このレビューはネタバレを含みます
『春に散る』
ロッキー、レイジングブル、ミリオンダラーベイビー、どついたるねん、百円の恋。
ボクシングをテーマにした映画には、名作が多い。
それはたぶん、精神的に、肉体的に、役者が役に憑依するための舞台装置として、ボクシングが持つコンテクストがピッタリ合致し、最大のパフォーマンスを発揮するからではないか。
横浜流星は、元々が空手家だったとしても、紛れもなくボクサーだった。
ライバルの坂東龍汰も、エキセントリックで不気味なチャンピオン窪田正孝も、みんなボクサーだった。「Blue」の松山ケンイチもそうだが、役へのアプローチがどストレートなボクサー役は、きっとやり甲斐の塊なんじゃないか。
とすると、ハリウッドでボクシング映画が作られなくなったのは、憑依型俳優が老境に入り、ストイックな俳優の絶対数が減ってきたからなのかも。

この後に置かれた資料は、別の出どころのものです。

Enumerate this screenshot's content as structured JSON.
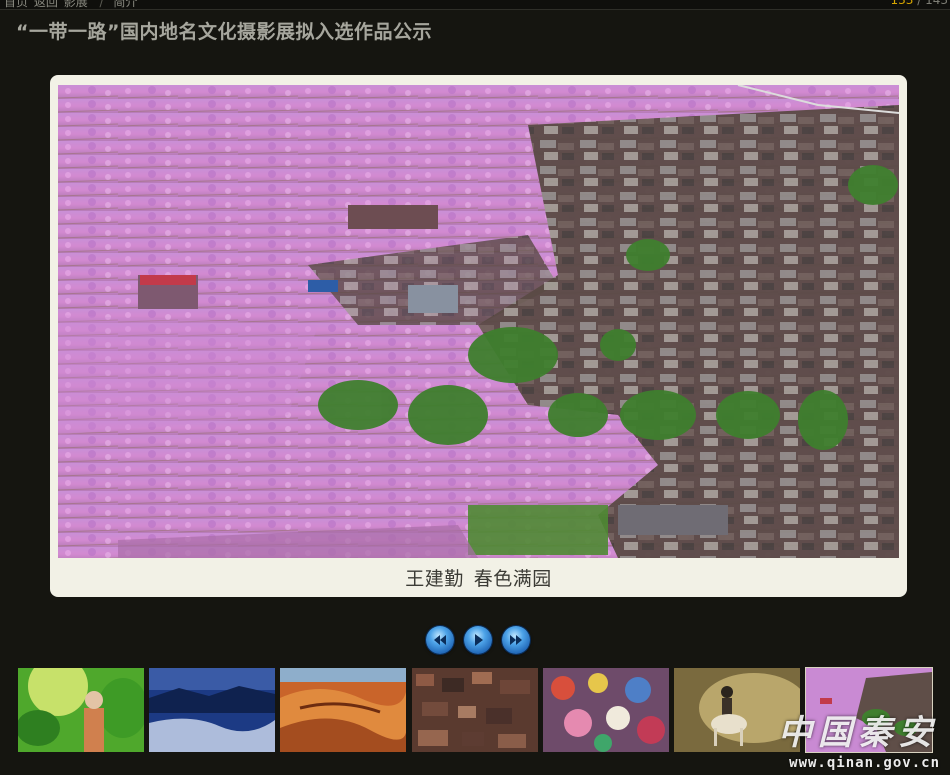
{
  "topbar": {
    "breadcrumbs": [
      "首页",
      "返回",
      "影展",
      "简介"
    ],
    "current_index": "133",
    "separator": "/",
    "total": "143"
  },
  "page": {
    "title": "“一带一路”国内地名文化摄影展拟入选作品公示"
  },
  "viewer": {
    "author": "王建勤",
    "work_title": "春色满园"
  },
  "controls": {
    "prev_icon": "rewind-icon",
    "play_icon": "play-icon",
    "next_icon": "fast-forward-icon",
    "color": "#2f7fd4"
  },
  "thumbnails": [
    {
      "subject": "woman-in-green-foliage"
    },
    {
      "subject": "blue-mountain-sea-of-clouds"
    },
    {
      "subject": "desert-sand-dunes"
    },
    {
      "subject": "red-brick-village-aerial"
    },
    {
      "subject": "colorful-market-crowd"
    },
    {
      "subject": "horseman-in-dust"
    },
    {
      "subject": "pink-blossom-village",
      "selected": true
    }
  ],
  "watermark": {
    "logo_text": "中国秦安",
    "url": "www.qinan.gov.cn"
  },
  "colors": {
    "background": "#151510",
    "frame": "#f2f1e6",
    "accent": "#d7a600"
  }
}
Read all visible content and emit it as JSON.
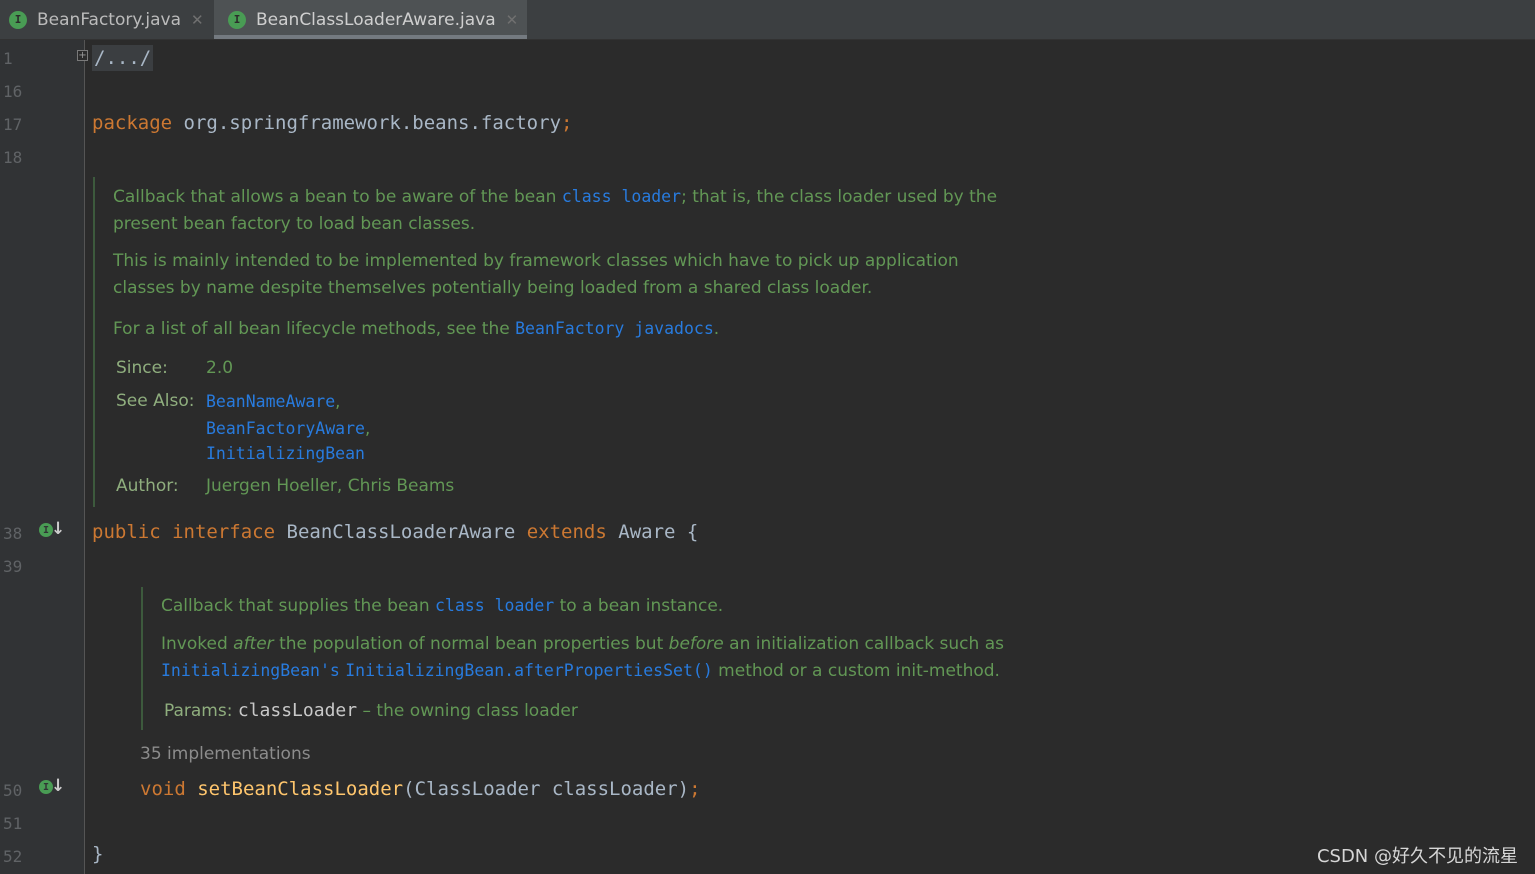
{
  "tabs": [
    {
      "label": "BeanFactory.java",
      "icon": "interface-icon",
      "active": false
    },
    {
      "label": "BeanClassLoaderAware.java",
      "icon": "interface-icon",
      "active": true
    }
  ],
  "gutter": {
    "line_numbers": [
      "1",
      "16",
      "17",
      "18",
      "38",
      "39",
      "50",
      "51",
      "52"
    ]
  },
  "code": {
    "collapsed_header": "/.../",
    "package_keyword": "package",
    "package_name": " org.springframework.beans.factory",
    "package_semicolon": ";",
    "interface_decl": {
      "kw_public": "public",
      "kw_interface": "interface",
      "name": "BeanClassLoaderAware",
      "kw_extends": "extends",
      "parent": "Aware",
      "brace": "{"
    },
    "method_decl": {
      "kw_void": "void",
      "name": "setBeanClassLoader",
      "params": "(ClassLoader classLoader)",
      "semicolon": ";"
    },
    "closing_brace": "}",
    "implementations_hint": "35 implementations"
  },
  "class_doc": {
    "p1_a": "Callback that allows a bean to be aware of the bean ",
    "p1_link": "class loader",
    "p1_b": "; that is, the class loader used by the",
    "p1_line2": "present bean factory to load bean classes.",
    "p2_line1": "This is mainly intended to be implemented by framework classes which have to pick up application",
    "p2_line2": "classes by name despite themselves potentially being loaded from a shared class loader.",
    "p3_a": "For a list of all bean lifecycle methods, see the ",
    "p3_link": "BeanFactory javadocs",
    "p3_b": ".",
    "since_label": "Since:",
    "since_value": "2.0",
    "see_also_label": "See Also:",
    "see_also": [
      "BeanNameAware",
      "BeanFactoryAware",
      "InitializingBean"
    ],
    "see_also_sep": ",",
    "author_label": "Author:",
    "author_value": "Juergen Hoeller, Chris Beams"
  },
  "method_doc": {
    "p1_a": "Callback that supplies the bean ",
    "p1_link": "class loader",
    "p1_b": " to a bean instance.",
    "p2_a": "Invoked ",
    "p2_em1": "after",
    "p2_b": " the population of normal bean properties but ",
    "p2_em2": "before",
    "p2_c": " an initialization callback such as",
    "p2_link1": "InitializingBean's",
    "p2_link2": "InitializingBean.afterPropertiesSet()",
    "p2_d": " method or a custom init-method.",
    "params_label": "Params:",
    "param_name": "classLoader",
    "param_desc": " – the owning class loader"
  },
  "watermark": "CSDN @好久不见的流星",
  "colors": {
    "editor_bg": "#2b2b2b",
    "gutter_bg": "#313335",
    "keyword": "#cc7832",
    "function": "#ffc66d",
    "doc_text": "#629755",
    "doc_link": "#287bde",
    "code_text": "#a9b7c6",
    "interface_icon": "#499c54"
  }
}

『春に散る』は、若手の生き様は良かったし、佐藤浩一もいぶし銀の演技だったが、序盤の片岡鶴太郎と、全編通しての哀川翔が、はっきりと追いついていなかったと思う。
あと、パンチのスローカットは、本気殴りをスローにしないと説得力が低い。
それにしても、沢木耕太郎の原作は遠い昔に読んだ記憶があるが、あんな終わり方だったっけ…。